Exercise 3: Run Action from Next.js App

Between Auth0 and heading back to our home page, we need to call the action we created. It is the perfect time to check if the user that just logged in already exists in our database. If not, we will create the user.

After Auth calls our callback page, instead of redirecting to the home page, we should redirect to a signup page that will call the action. Create a pages/api/signup.js file:

export default async function signup(req, res) {
try {
res.writeHead(302, { Location: '/' });
res.end();
} catch (error) {
console.error(error);
res.status(error.status || 400).end(error.message);
}
}

All it does for now is to redirect us to the home page. We want it to do more so let’s import Apollo libraries and create a client:

import { ApolloClient } from 'apollo-client';
import { InMemoryCache } from 'apollo-cache-inmemory';
import fetch from 'node-fetch';
import { createHttpLink } from 'apollo-link-http';
import gql from 'graphql-tag';
export default async function signup(req, res) {...}
async function createClient(req) {
const cache = new InMemoryCache();
const link = createHttpLink({
uri: `${process.env.BASE_URL}/api/graphql`,
fetch: fetch,
credentials: 'same-origin',
headers: req.headers
});
const client = new ApolloClient({
cache,
link
});
return client;
}

The createClient function creates an Apollo client instance and returns that instance. We can then use the instance to query or mutate our API.

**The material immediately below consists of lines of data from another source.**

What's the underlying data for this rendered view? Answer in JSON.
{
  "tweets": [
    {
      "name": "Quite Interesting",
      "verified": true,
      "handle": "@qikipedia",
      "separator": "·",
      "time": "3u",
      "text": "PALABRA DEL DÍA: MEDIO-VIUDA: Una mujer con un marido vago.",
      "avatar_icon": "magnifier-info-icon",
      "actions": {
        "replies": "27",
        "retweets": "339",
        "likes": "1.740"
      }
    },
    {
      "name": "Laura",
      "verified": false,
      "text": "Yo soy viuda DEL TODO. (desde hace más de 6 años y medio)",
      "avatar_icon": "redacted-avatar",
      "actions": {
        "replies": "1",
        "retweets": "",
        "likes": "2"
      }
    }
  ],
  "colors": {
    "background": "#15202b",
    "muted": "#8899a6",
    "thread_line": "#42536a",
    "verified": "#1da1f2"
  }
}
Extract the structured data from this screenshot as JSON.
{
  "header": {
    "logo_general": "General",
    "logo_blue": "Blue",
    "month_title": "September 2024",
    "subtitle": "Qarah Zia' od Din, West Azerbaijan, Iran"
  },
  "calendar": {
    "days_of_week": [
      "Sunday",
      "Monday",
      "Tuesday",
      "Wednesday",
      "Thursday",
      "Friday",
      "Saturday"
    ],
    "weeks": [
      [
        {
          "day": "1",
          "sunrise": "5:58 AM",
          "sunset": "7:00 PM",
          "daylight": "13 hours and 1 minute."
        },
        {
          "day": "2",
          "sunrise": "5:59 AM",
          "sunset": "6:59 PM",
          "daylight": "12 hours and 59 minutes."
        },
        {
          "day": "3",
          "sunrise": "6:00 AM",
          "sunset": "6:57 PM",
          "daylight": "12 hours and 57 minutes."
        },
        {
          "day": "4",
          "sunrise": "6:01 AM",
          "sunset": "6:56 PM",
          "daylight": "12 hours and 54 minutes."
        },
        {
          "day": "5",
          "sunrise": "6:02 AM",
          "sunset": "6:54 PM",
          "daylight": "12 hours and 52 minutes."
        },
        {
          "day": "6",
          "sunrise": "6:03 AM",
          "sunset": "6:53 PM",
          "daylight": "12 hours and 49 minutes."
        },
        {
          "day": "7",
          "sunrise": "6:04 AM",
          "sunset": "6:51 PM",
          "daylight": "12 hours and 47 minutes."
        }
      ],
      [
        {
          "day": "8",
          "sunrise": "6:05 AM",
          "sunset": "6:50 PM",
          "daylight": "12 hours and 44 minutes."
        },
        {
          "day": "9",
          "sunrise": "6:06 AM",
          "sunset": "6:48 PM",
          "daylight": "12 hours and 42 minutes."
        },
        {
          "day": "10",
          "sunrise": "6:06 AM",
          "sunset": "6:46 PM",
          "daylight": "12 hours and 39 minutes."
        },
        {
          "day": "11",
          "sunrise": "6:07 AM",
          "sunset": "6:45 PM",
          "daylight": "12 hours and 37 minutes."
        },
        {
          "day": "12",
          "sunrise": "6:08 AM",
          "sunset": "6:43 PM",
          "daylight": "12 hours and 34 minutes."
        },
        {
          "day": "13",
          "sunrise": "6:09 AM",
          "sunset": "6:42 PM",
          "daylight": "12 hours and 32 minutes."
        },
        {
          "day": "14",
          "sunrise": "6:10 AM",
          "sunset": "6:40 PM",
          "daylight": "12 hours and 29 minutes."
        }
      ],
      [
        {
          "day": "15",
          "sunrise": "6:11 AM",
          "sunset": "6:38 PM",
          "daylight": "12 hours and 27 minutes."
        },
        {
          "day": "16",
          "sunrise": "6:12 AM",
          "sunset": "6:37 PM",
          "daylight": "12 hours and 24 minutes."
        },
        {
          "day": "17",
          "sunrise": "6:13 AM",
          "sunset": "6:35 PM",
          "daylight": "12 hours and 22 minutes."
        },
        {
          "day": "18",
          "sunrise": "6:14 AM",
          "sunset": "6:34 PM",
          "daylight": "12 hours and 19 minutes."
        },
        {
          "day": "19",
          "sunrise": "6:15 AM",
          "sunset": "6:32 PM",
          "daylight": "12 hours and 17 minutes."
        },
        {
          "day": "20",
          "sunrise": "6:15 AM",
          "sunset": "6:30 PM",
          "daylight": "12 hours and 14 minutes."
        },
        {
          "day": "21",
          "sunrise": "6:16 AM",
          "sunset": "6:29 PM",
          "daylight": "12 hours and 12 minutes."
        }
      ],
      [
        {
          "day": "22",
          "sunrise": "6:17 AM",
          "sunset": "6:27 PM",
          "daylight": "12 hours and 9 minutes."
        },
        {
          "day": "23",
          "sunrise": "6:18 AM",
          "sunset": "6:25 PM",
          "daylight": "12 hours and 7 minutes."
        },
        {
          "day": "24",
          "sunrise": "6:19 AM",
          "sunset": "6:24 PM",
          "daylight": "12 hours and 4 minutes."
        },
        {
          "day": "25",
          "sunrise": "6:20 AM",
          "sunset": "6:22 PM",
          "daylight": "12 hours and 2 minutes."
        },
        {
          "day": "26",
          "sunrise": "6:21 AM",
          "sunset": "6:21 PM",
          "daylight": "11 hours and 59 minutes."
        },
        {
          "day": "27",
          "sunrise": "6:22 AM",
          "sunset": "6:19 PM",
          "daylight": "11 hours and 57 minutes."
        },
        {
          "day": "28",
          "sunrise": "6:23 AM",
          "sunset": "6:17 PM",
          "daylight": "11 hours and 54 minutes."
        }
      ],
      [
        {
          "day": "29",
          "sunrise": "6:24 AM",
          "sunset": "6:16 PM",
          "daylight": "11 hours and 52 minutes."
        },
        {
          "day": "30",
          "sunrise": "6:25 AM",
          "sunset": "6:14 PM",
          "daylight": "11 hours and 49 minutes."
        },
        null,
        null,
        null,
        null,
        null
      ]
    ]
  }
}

Create another function that calls the GraphQL API using the client :

export default async function signup(req, res) {...}
async function createClient(req) {...}
async function checkAndRegisterUser(client) {
const result = await client.mutate({
mutation: gql`
mutation CheckAndRegisterUser {
checkAndRegisterUser {
affected_rows
}
}
`
});
return result;
}

Now we can call the checkAndRegisterUser function inside the try…catch block of the exported Next.js API signup function while passing it the client:

export default async function signup(req, res) {
try {
const client = await createClient(req);
await checkAndRegisterUser(client);
res.writeHead(302, { Location: '/' });
res.end();
} catch (error) {
console.error(error);
res.status(error.status || 400).end(error.message);
}
}

Logout and login again, the following will happen:

  1. Auth will redirect to /api/callback after auth
  2. /api/callback will redirect to /api/signup after processing auth data
  3. /api/signup will create a user in our database if the user does not exist and redirect to the home page.

Look into your database, and you should have a new user and account.